Seventy-five per cent of this half million are manual labourers, who lack skills, foreign languages, and sometimes a good working discipline, Hai says.
“We aim to raise the ratio of skilled workers and professionals being sent abroad, but it requires an all-out effort. It is hoped that after several years working in a foreign country, which is a real-life training school, skilled workers will be able to return home as senior staff to help develop national small-and-medium enterprises,” he says.
But there is little opportunity at present. A large number of Vietnamese workers have opted for wealthy regional nations such as Japan, South Korea and Malaysia, which are more in need of low-skilled workers. Hai says the Laos market is among a few that Viet Nam can rely on as a place to send skilled workers. The two countries share a border and there are long-standing friendly ties with the Laos people.
Nguyen Xuan An, general secretary of the Viet Nam Association of Manpower Supply, says that apart from companies with invested projects in Laos, none of Viet Nam’s 172 enterprises specialising in labour export have become involved.
The biggest movement of skilled and professional workers in the labour market is imminent. Viet Nam, together with nine other ASEAN nations, has agreed to allow citizens from member countries to work freely in each other’s country by 2015. The scheme, initiated by ASEAN leaders in 2007, is one of the main steps in the establishment of an ASEAN Community by 2020.
“We are deeply anxious in joining the scheme,” says Chanthavixay from the Laos labour ministry, “since our workers have pretty low qualifications and skills.

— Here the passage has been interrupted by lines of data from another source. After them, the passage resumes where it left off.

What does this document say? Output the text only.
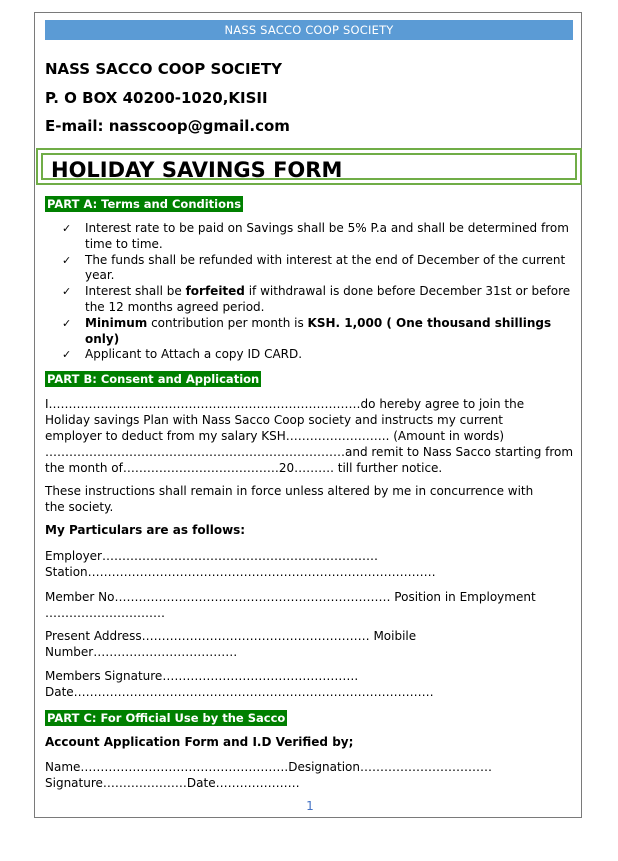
NASS SACCO COOP SOCIETY
NASS SACCO COOP SOCIETY
P. O BOX 40200-1020,KISII
E-mail: nasscoop@gmail.com
HOLIDAY SAVINGS FORM
PART A: Terms and Conditions
✓ Interest rate to be paid on Savings shall be 5% P.a and shall be determined from time to time.
✓ The funds shall be refunded with interest at the end of December of the current year.
✓ Interest shall be forfeited if withdrawal is done before December 31st or before the 12 months agreed period.
✓ Minimum contribution per month is KSH. 1,000 ( One thousand shillings only)
✓ Applicant to Attach a copy ID CARD.
PART B: Consent and Application
I……………………………………………………………………do hereby agree to join the
Holiday savings Plan with Nass Sacco Coop society and instructs my current
employer to deduct from my salary KSH…………………….. (Amount in words)
…………………………………………………………………and remit to Nass Sacco starting from
the month of…………………………………20………. till further notice.
These instructions shall remain in force unless altered by me in concurrence with
the society.
My Particulars are as follows:
Employer……………………………………………………………
Station……………………………………………………………………………
Member No…………………………………………………………… Position in Employment
…………………………
Present Address………………………………………………… Moibile
Number………………………………
Members Signature………………………………………….
Date………………………………………………………………………………
PART C: For Official Use by the Sacco
Account Application Form and I.D Verified by;
Name…………………………………………….Designation……………………………
Signature…………………Date…………………
1
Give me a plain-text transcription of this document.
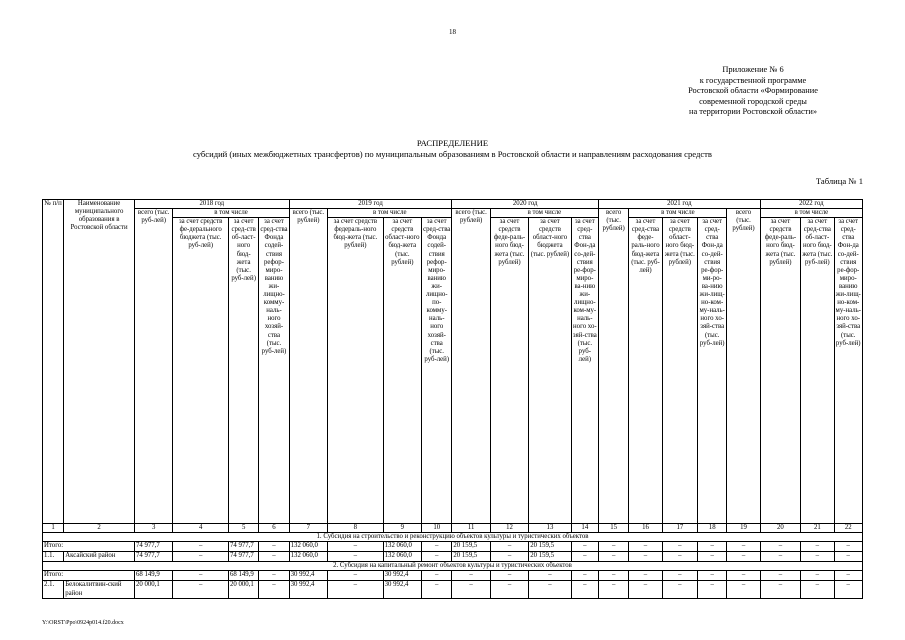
18
Приложение № 6
к государственной программе
Ростовской области «Формирование
современной городской среды
на территории Ростовской области»
РАСПРЕДЕЛЕНИЕ
субсидий (иных межбюджетных трансфертов) по муниципальным образованиям в Ростовской области и направлениям расходования средств
Таблица № 1
№ п/п	Наименование муниципального образования в Ростовской области	2018 год				2019 год				2020 год				2021 год					2022 год		
		всего (тыс. руб-лей)	в том числе			всего (тыс. рублей)	в том числе			всего (тыс. рублей)	в том числе			всего (тыс. рублей)	в том числе			всего (тыс. рублей)	в том числе		
			за счет средств фе-дерального бюджета (тыс. руб-лей)	за счет сред-ств об-ласт-ного бюд-жета (тыс. руб-лей)	за счет сред-ства Фонда содей-ствия рефор-миро-ванию жи-лищно-комму-наль-ного хозяй-ства (тыс. руб-лей)		за счет средств федераль-ного бюд-жета (тыс. рублей)	за счет средств област-ного бюд-жета (тыс. рублей)	за счет сред-ства Фонда содей-ствия рефор-миро-ванию жи-лищно-по-комму-наль-ного хозяй-ства (тыс. руб-лей)		за счет средств феде-раль-ного бюд-жета (тыс. рублей)	за счет средств област-ного бюджета (тыс. рублей)	за счет сред-ства Фон-да со-дей-ствия ре-фор-миро-ва-нию жи-лищно-ком-му-наль-ного хо-зяй-ства (тыс. руб-лей)		за счет сред-ства феде-раль-ного бюд-жета (тыс. руб-лей)	за счет средств област-ного бюд-жета (тыс. рублей)	за счет сред-ства Фон-да со-дей-ствия ре-фор-ми-ро-ва-нию жи-лищ-но-ком-му-наль-ного хо-зяй-ства (тыс. руб-лей)		за счет средств феде-раль-ного бюд-жета (тыс. рублей)	за счет сред-ства об-ласт-ного бюд-жета (тыс. руб-лей)	за счет сред-ства Фон-да со-дей-ствия ре-фор-миро-ванию жи-лищ-но-ком-му-наль-ного хо-зяй-ства (тыс. руб-лей)
1	2	3	4	5	6	7	8	9	10	11	12	13	14	15	16	17	18	19	20	21	22
1. Субсидия на строительство и реконструкцию объектов культуры и туристических объектов																					
Итого:		74 977,7	–	74 977,7	–	132 060,0	–	132 060,0	–	20 159,5	–	20 159,5	–	–	–	–	–	–	–	–	–
1.1.	Аксайский район	74 977,7	–	74 977,7	–	132 060,0	–	132 060,0	–	20 159,5	–	20 159,5	–	–	–	–	–	–	–	–	–
2. Субсидия на капитальный ремонт объектов культуры и туристических объектов																					
Итого:		68 149,9	–	68 149,9	–	30 992,4	–	30 992,4	–	–	–	–	–	–	–	–	–	–	–	–	–
2.1.	Белокалитвин-ский район	20 000,1	–	20 000,1	–	30 992,4	–	30 992,4	–	–	–	–	–	–	–	–	–	–	–	–	–
Y:\ORST\Ppo\0924p014.f20.docx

While we strive hard to raise the level of our workers’ skills, we need to rely on support from other countries, like Viet Nam.”
The re-signing of the 17-year-old Viet Nam-Laos Labour Cooperation Pact this year is also expected to open a new chapter in skills sharing skills.
(This story and photos were produced under the Reporting Development in ASEAN series of IPS Asia-Pacific, a programme supported by the International Development Research Centre.)